Posted by Marlen Eve, USDA Climate Change Program Office in Conservation Forestry
Jul 31, 2014
A new report issued today by USDA should help farmers and ranchers make informed decisions resulting in better soil and ultimately reduce greenhouse emissions.
A new report issued today by USDA should help farmers and ranchers make informed decisions resulting in better soil and ultimately reduce greenhouse emissions.

For the past 3 years, I have worked with a team of experts and scores of reviewers on a report published today, Quantifying Greenhouse Gas Fluxes in Agriculture and Forestry: Methods for Entity-Scale Inventory.

If you are a landowner, scientist, or conservationist looking for new tools to estimate carbon storage and greenhouse gas (GHG) fluxes, you will want to take a look at this report.  It provides the scientific basis and methodology to assess the GHG benefits of conservation practices and farm, ranch and forest management. This information will help producers gauge progress in building healthy, carbon-rich soils and, ultimately, more resilient production of food, fiber and fuel.

America’s farm, ranch and forest managers are stewards of the land, and have long recognized the significance of managing soil health, plant productivity and animal nutrition. Conservation practices and other management changes can reduce GHG emissions and increase carbon storage while improving soil health, crop or livestock productivity, and resilience to drought and other extreme weather. State and regional GHG offset programs and voluntary GHG markets can help make these practices less costly to implement and may even increase the producer’s bottom line. The challenge is that landowners need tools to quantify GHGs in order to participate in these new market opportunities.

Current USDA carbon tools, such as NRCS’ COMET-Farm, are being updated to incorporate the new methods.  Using COMET-Farm, a land manager who is considering a shift to no-till production system can evaluate the soil carbon benefits of that system and consider revenue opportunities provided by entering into a voluntary agreement with a carbon market.  The methods address practices across crop and grazing land production systems, as well as forest management and livestock production.

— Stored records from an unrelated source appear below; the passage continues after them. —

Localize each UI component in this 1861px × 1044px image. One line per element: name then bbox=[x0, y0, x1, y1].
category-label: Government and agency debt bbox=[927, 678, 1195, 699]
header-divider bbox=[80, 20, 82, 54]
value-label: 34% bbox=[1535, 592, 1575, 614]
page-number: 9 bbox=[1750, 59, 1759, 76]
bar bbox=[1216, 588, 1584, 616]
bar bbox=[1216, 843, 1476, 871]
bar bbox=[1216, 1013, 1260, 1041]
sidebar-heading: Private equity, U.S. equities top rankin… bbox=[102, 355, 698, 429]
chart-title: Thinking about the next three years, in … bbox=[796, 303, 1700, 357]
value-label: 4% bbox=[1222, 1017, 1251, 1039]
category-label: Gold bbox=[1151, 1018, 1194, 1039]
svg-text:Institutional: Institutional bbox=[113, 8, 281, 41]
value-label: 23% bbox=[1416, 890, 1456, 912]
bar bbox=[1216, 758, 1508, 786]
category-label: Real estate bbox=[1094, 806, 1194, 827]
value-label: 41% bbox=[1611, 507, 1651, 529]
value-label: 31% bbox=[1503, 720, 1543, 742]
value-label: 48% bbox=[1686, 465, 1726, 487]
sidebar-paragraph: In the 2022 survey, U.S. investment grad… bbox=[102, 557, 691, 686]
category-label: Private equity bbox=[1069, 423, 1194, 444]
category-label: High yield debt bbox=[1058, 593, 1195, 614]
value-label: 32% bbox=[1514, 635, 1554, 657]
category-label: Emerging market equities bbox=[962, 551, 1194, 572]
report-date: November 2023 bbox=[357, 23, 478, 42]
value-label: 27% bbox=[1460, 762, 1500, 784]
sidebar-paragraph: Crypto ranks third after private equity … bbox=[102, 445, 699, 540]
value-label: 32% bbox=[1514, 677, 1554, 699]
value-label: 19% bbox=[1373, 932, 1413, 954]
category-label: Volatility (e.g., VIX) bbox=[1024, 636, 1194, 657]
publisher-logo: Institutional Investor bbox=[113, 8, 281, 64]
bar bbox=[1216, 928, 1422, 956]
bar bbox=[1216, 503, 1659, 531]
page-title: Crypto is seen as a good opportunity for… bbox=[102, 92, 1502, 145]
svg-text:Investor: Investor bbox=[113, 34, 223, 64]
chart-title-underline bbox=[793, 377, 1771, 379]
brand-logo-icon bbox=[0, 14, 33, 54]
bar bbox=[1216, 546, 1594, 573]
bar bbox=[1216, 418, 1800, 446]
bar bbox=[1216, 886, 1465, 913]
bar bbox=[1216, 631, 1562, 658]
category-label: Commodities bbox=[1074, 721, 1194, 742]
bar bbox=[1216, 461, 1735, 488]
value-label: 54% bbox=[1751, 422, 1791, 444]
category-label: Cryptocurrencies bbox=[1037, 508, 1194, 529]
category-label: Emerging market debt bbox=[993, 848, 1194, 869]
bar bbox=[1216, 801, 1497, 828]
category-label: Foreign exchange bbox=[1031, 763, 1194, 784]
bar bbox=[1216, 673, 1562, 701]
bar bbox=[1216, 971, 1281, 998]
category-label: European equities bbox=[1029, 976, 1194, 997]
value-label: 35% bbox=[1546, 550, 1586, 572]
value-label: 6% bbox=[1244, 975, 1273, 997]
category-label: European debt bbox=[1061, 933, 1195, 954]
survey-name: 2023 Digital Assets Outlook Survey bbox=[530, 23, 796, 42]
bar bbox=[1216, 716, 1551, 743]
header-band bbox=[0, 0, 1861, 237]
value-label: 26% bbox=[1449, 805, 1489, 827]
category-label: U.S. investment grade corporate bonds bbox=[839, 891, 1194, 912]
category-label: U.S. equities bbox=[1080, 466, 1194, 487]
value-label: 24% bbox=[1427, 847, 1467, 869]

USDA recently established regional climate change hubs to assist landowners with management challenges that arise from weather variability and climate change.  The methods report and the tools that follow will aid the hubs in providing landowners with real and verifiable estimates of the benefits of various management options. Forest Service and NRCS technicians will be able to use the tools as they work with land managers.

The methods report provides the scientific vetting and transparency that will help to standardize USDA carbon tools, making them more useful for land managers, GHG registries, State and Federal agencies, and other USDA stakeholders.